Moreover, in the same study, face-to-face research on social comparison revealed that upward social comparisons (e.g., comparing yourself to someone more attractive than yourself) are more likely to make people feel worse, whereas downward comparisons (viewing someone less appealing than you) are more likely to make people feel better about themselves. People then were asked exactly how they felt when they looked at other people’s posts. It appeared that people who spent more Facebook time not only had more depressive symptoms, but that social comparison, whether upward or downward or neutral, was the facilitator.
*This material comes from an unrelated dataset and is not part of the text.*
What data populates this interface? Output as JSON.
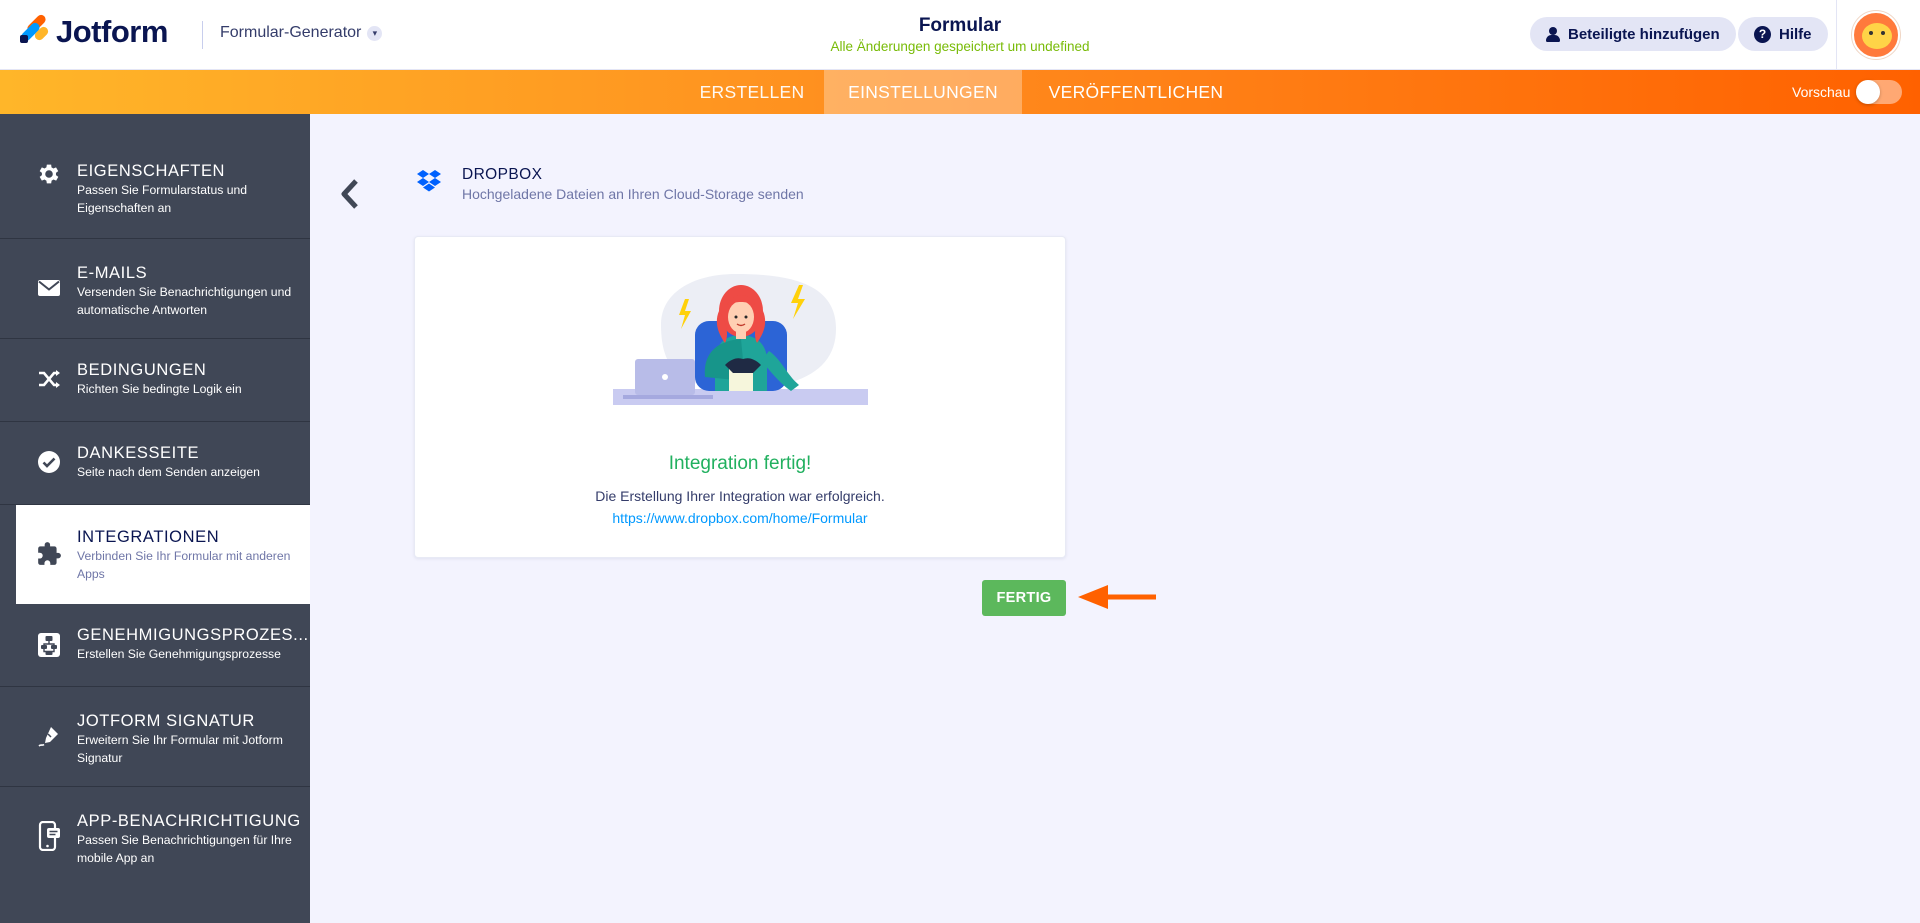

Furthermore, according to Steers, “Although other studies have established links between depressive symptoms and Facebook, our study is the first of its kind to determine that the underlying mechanism between this association is social comparison. In other words, heavy Facebook users might be comparing themselves to their friends, which in turn, can make them feel more depressed.”
In consequence, should we close our Facebook accounts or adjust them? Are social networks turned into the territory of the anti-social?
For Steers, “You should feel good after using Facebook. However…the unintended consequence is that if you compare yourself to your Facebook friends’ ‘highlight reels,’ you may have a distorted view of their lives and feel that you don’t measure up to them, which can result in depressive symptoms. If you’re feeling bad rather than good after using Facebook excessively, it might be time to reevaluate and possibly step away from the keyboard.” She also says that people predisposed to depression may want to be conscious of the links, and keep thinking about how and when they log on to social media.
Additionally, Steers affirms Theodore Roosevelt’s belief that “Comparison is the thief of joy.” Therefore, people should try to stop making the comparisons between their boring moments and their friends’ most significant ones.